L’exemple ci-dessus ne tient pas compte des économies d’impôt que permettent la constitution de réserves et la thésaurisation des bénéfices: si la société renonce partiellement ou intégralement à la distribution des bénéfices, le montant de la facture fiscale diminue de nouveau rapidement. Ainsi, en cas de renoncement total, la baisse est dans cet exemple de l’ordre de 24’000 francs. Les réserves découlent de l’amortissement sur la valeur du bâtiment, sachant qu’un taux de 1,5% est généralement la norme pour les immeubles. Le revers de la médaille: en cas de vente du bien immobilier, les réserves latentes constituées par ce biais sont portées en compte et intégrées au profit réalisé sur la vente. Les distributions de bénéfice «bunkérisées» sont également imposables si la société est amenée à être dissoute ultérieurement. Il n’en demeure pas moins possible de réaliser là aussi des économies d’impôt en se versant les bénéfices quand les autres revenus, et donc la progression fiscale, sont faibles – et inversement. 

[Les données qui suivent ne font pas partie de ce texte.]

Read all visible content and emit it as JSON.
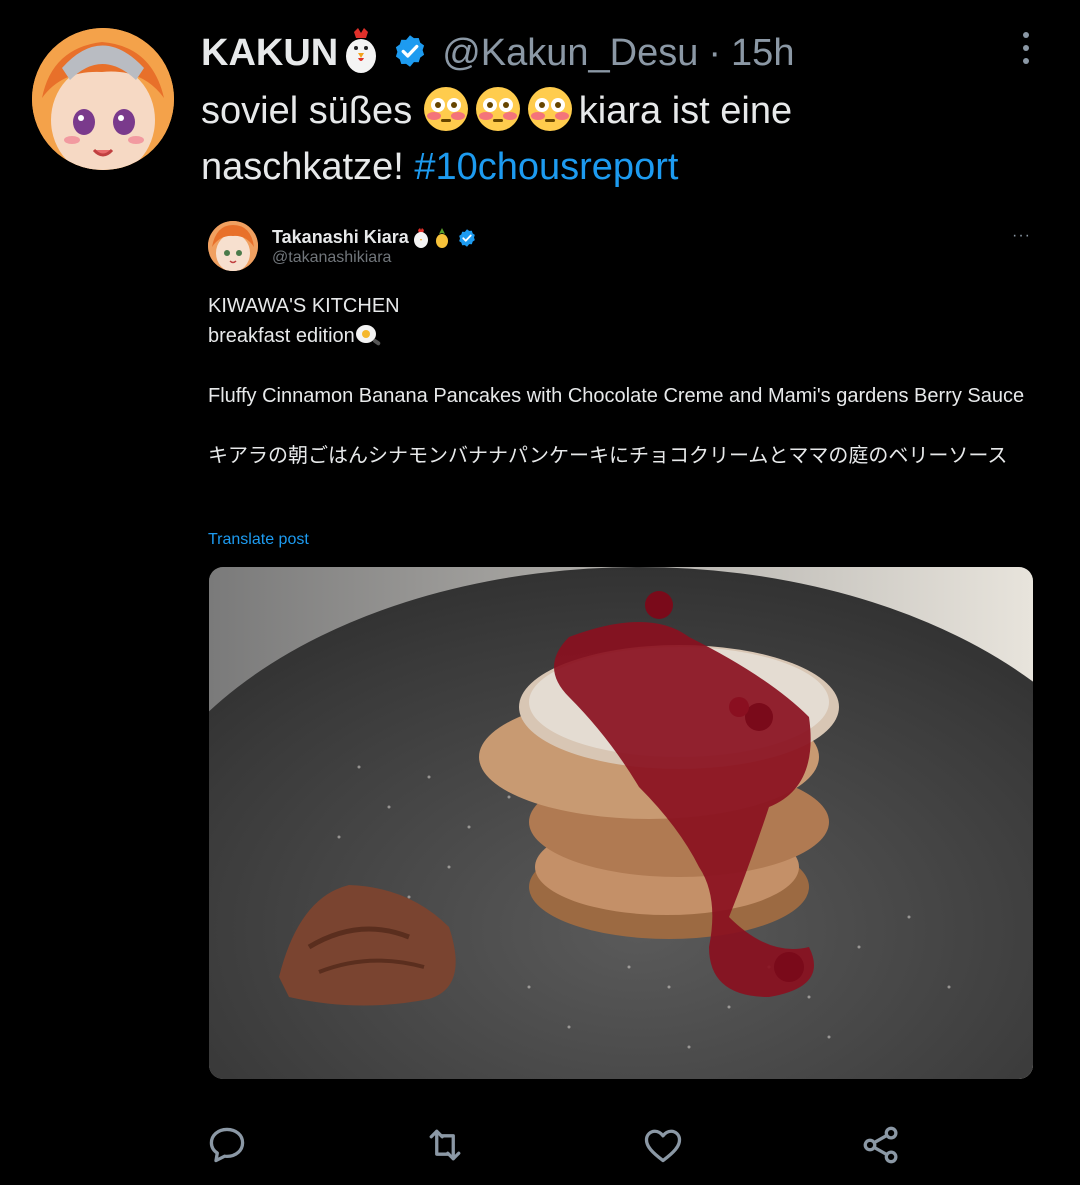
{
  "tweet": {
    "display_name": "KAKUN",
    "handle": "@Kakun_Desu",
    "separator": "·",
    "time": "15h",
    "text_part1": "soviel süßes",
    "text_part2": "kiara ist eine",
    "text_part3": "naschkatze! ",
    "hashtag": "#10chousreport",
    "avatar_icon": "anime-avatar-icon",
    "name_emoji": "chicken-emoji-icon",
    "inline_emoji": "flushed-face-emoji"
  },
  "quote": {
    "display_name": "Takanashi Kiara",
    "handle": "@takanashikiara",
    "more_label": "···",
    "line1": "KIWAWA'S KITCHEN",
    "line2": "breakfast edition",
    "line3": "Fluffy Cinnamon Banana Pancakes with Chocolate Creme and Mami's gardens Berry Sauce",
    "line4": "キアラの朝ごはんシナモンバナナパンケーキにチョコクリームとママの庭のベリーソース",
    "translate_label": "Translate post",
    "photo_icon": "pancakes-photo"
  },
  "actions": [
    "reply-icon",
    "repost-icon",
    "like-icon",
    "share-icon"
  ],
  "colors": {
    "background": "#000000",
    "text": "#e7e9ea",
    "muted": "#8b98a5",
    "accent": "#1d9bf0"
  }
}
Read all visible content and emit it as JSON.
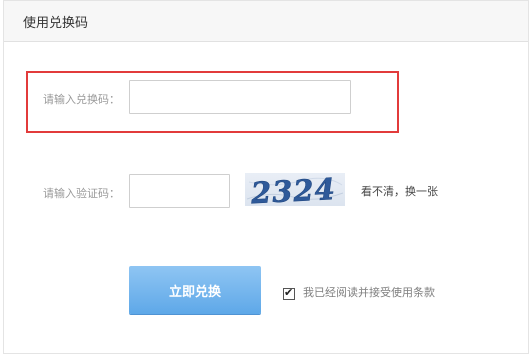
{
  "panel": {
    "title": "使用兑换码"
  },
  "redeem_code": {
    "label": "请输入兑换码：",
    "value": "",
    "placeholder": ""
  },
  "captcha": {
    "label": "请输入验证码：",
    "value": "",
    "placeholder": "",
    "image_text": "2324",
    "refresh_label": "看不清，换一张"
  },
  "submit": {
    "label": "立即兑换"
  },
  "agreement": {
    "checked": true,
    "label": "我已经阅读并接受使用条款"
  },
  "colors": {
    "highlight": "#e23b3b",
    "button": "#6fb2ec"
  }
}
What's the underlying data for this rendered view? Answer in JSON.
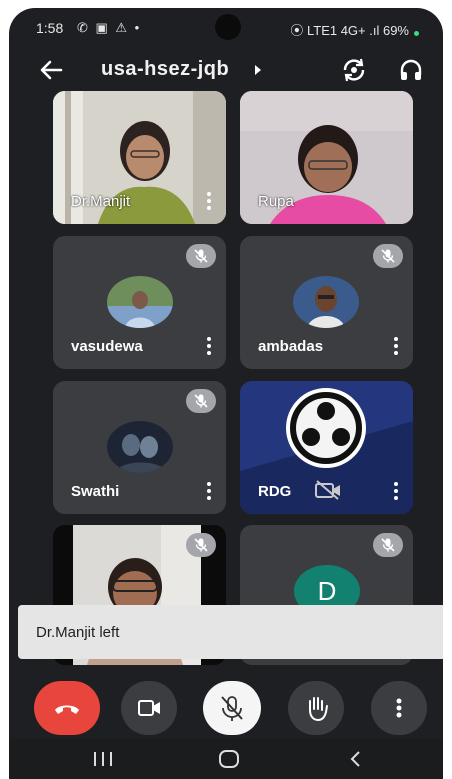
{
  "status_bar": {
    "time": "1:58",
    "left_icons": "✆ ▣ ⚠ •",
    "right_text": "⦿ LTE1 4G+ .ıl 69%",
    "battery_percent": "69%"
  },
  "header": {
    "title": "usa-hsez-jqb",
    "back_icon": "arrow-back-icon",
    "rotate_icon": "switch-camera-icon",
    "audio_icon": "headphones-icon"
  },
  "participants": [
    {
      "name": "Dr.Manjit",
      "kind": "video"
    },
    {
      "name": "Rupa",
      "kind": "video"
    },
    {
      "name": "vasudewa",
      "kind": "photo",
      "muted": true
    },
    {
      "name": "ambadas",
      "kind": "photo",
      "muted": true
    },
    {
      "name": "Swathi",
      "kind": "photo",
      "muted": true
    },
    {
      "name": "RDG",
      "kind": "logo",
      "camera_off": true
    },
    {
      "name": "",
      "kind": "video",
      "muted": true
    },
    {
      "name": "",
      "kind": "initial",
      "initial": "D",
      "muted": true
    }
  ],
  "toast": {
    "text": "Dr.Manjit left"
  },
  "controls": {
    "end_call": "end-call-icon",
    "camera": "video-camera-icon",
    "mic": "mic-off-icon",
    "raise_hand": "hand-icon",
    "more": "more-vert-icon"
  },
  "colors": {
    "end_call": "#e8453c",
    "tile": "#3c3d41",
    "background": "#1e1f22",
    "initial_avatar": "#12816f"
  },
  "nav": {
    "recents": "recents-icon",
    "home": "home-icon",
    "back": "back-icon"
  }
}
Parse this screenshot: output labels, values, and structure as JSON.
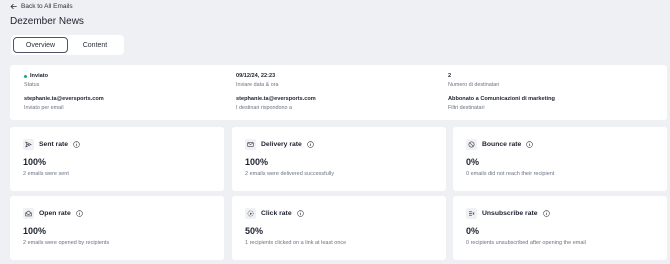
{
  "nav": {
    "back_label": "Back to All Emails"
  },
  "page": {
    "title": "Dezember News"
  },
  "tabs": [
    {
      "label": "Overview",
      "active": true
    },
    {
      "label": "Content",
      "active": false
    }
  ],
  "info": {
    "status": {
      "value": "Inviato",
      "label": "Status"
    },
    "sent_date": {
      "value": "09/12/24, 22:23",
      "label": "Inviare data & ora"
    },
    "recipients_count": {
      "value": "2",
      "label": "Numero di destinatari"
    },
    "sender": {
      "value": "stephanie.ta@eversports.com",
      "label": "Inviato per email"
    },
    "reply_to": {
      "value": "stephanie.ta@eversports.com",
      "label": "I destinari rispondono a"
    },
    "filter": {
      "value": "Abbonato a Comunicazioni di marketing",
      "label": "Filtri destinatari"
    }
  },
  "metrics": {
    "sent": {
      "title": "Sent rate",
      "value": "100%",
      "desc": "2 emails were sent"
    },
    "delivery": {
      "title": "Delivery rate",
      "value": "100%",
      "desc": "2 emails were delivered successfully"
    },
    "bounce": {
      "title": "Bounce rate",
      "value": "0%",
      "desc": "0 emails did not reach their recipient"
    },
    "open": {
      "title": "Open rate",
      "value": "100%",
      "desc": "2 emails were opened by recipients"
    },
    "click": {
      "title": "Click rate",
      "value": "50%",
      "desc": "1 recipients clicked on a link at least once"
    },
    "unsubscribe": {
      "title": "Unsubscribe rate",
      "value": "0%",
      "desc": "0 recipients unsubscribed after opening the email"
    }
  },
  "colors": {
    "status_dot": "#19a974",
    "background": "#eef0f3",
    "card": "#ffffff"
  }
}
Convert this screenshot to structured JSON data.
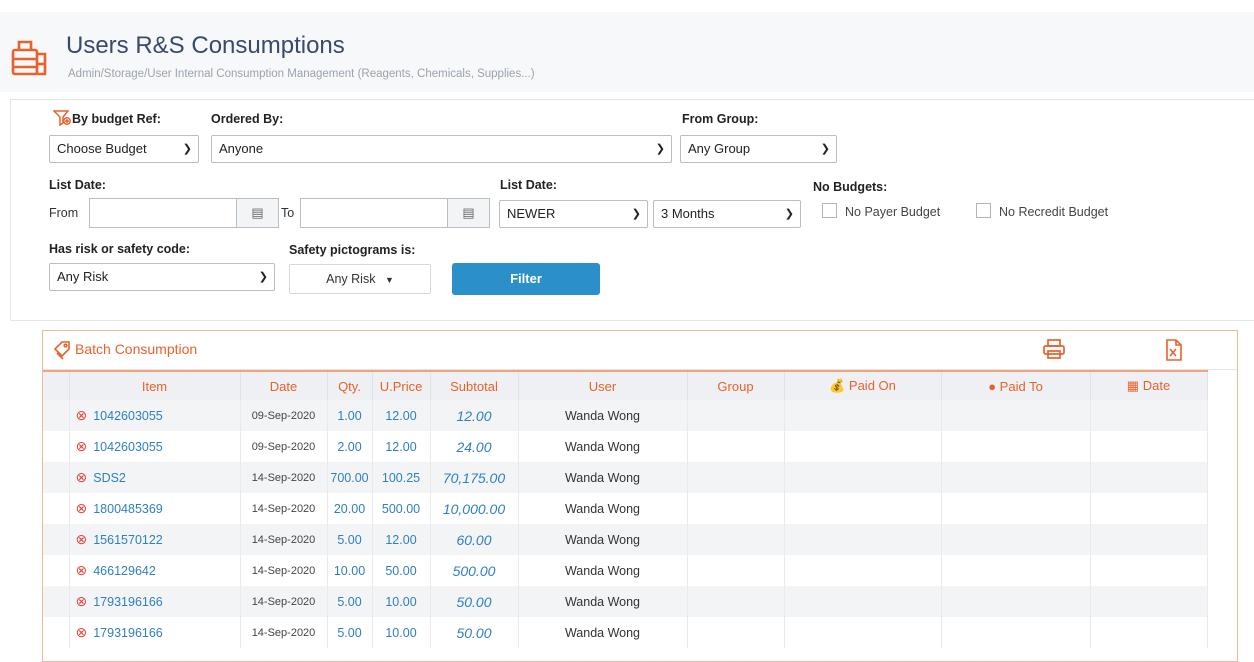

Autres avantages: le revenu imposable privé et le bénéfice imposable de la société sont répartis sur deux sujets fiscaux indépendants, ce qui permet de réduire la progression du barème de l’impôt. En outre, la double imposition – bénéfice de la société, impôt sur le revenu applicable à la distribution de dividendes – est fortement allégée, tant au niveau de la Confédération que de la plupart des cantons, généralement de 40 à 50%. Attention: le produit de la vente d’un paquet majoritaire des parts d’une société immobilière détenues à titre privé ne constitue pas un gain en capital exonéré d’impôt. Il est soumis à l’impôt sur les gains immobiliers et aux droits de mutation.

Maintien du logement occupé en propre dans le patrimoine privé

Toutefois, la création d’une société immobilière n’est pas avantageuse en toutes circonstances. Rappelons déjà que tout logement occupé en propre fait normalement partie du patrimoine privé. S’il est vendu, seul l’impôt sur les gains immobiliers vient à s’appliquer. En cas d’acquisition de remplacement, un report de l’impôt est accordé jusqu’à la vente définitive. En outre, chaque année, il est possible de faire valoir une déduction forfaitaire pour entretien, même si aucune dépense n’a été engagée à ce titre cette même année. 

Dans les cantons appliquant le régime fiscal dit «dualiste», comme Lucerne, il peut aussi être intéressant de maintenir les immeubles de rendement dans le patrimoine privé, du moins dans le cas où l’on envisage de ne pas revendre ses biens-fonds dans un avenir proche, mais plutôt d’en tirer un revenu durable. En effet, dans les cantons au régime fiscal dualiste, le profit réalisé sur la vente au niveau des sociétés est soumis à l’impôt sur le bénéfice. Et en règle générale, pour les immeubles détenus pendant une longue période, celui-ci est nettement plus élevé que l’impôt sur les gains immobiliers qui s’applique aux ventes réalisées par des particuliers. Dans les cantons ayant mis en place le système dit «moniste» (BE, BL, BS, JU, NW, SZ, TI, UR et ZH), ces considérations sont sans objet car l’impôt sur les gains immobiliers est prélevé dans les deux cas. 

L’immobilier commercial, un placement pour la prévoyance vieillesse

Intégrer les biens immobiliers dans le patrimoine commercial n’a d’intérêt que dans les cas où il en est vraiment fait un usage commercial, et ce essentiellement pour des raisons fiscales. Quand on vend un immeuble commercial au moment de la retraite, le bénéfice réalisé (y c. les réserves accumulées) ne doit plus être imposé qu’à un taux préférentiel, lequel représente par exemple un cinquième du taux normal au niveau de la Confédération. Ceci tient au fait que, pour les PME surtout, toute la prévoyance vieillesse réside bien souvent dans la fortune commerciale. Les seules conditions à remplir sont de cesser définitivement l’activité commerciale et d’être âgé de 55 ans au moins, comme le stipule le Tribunal fédéral dans son jugement du 24 juin 2019 (2C_960/2018).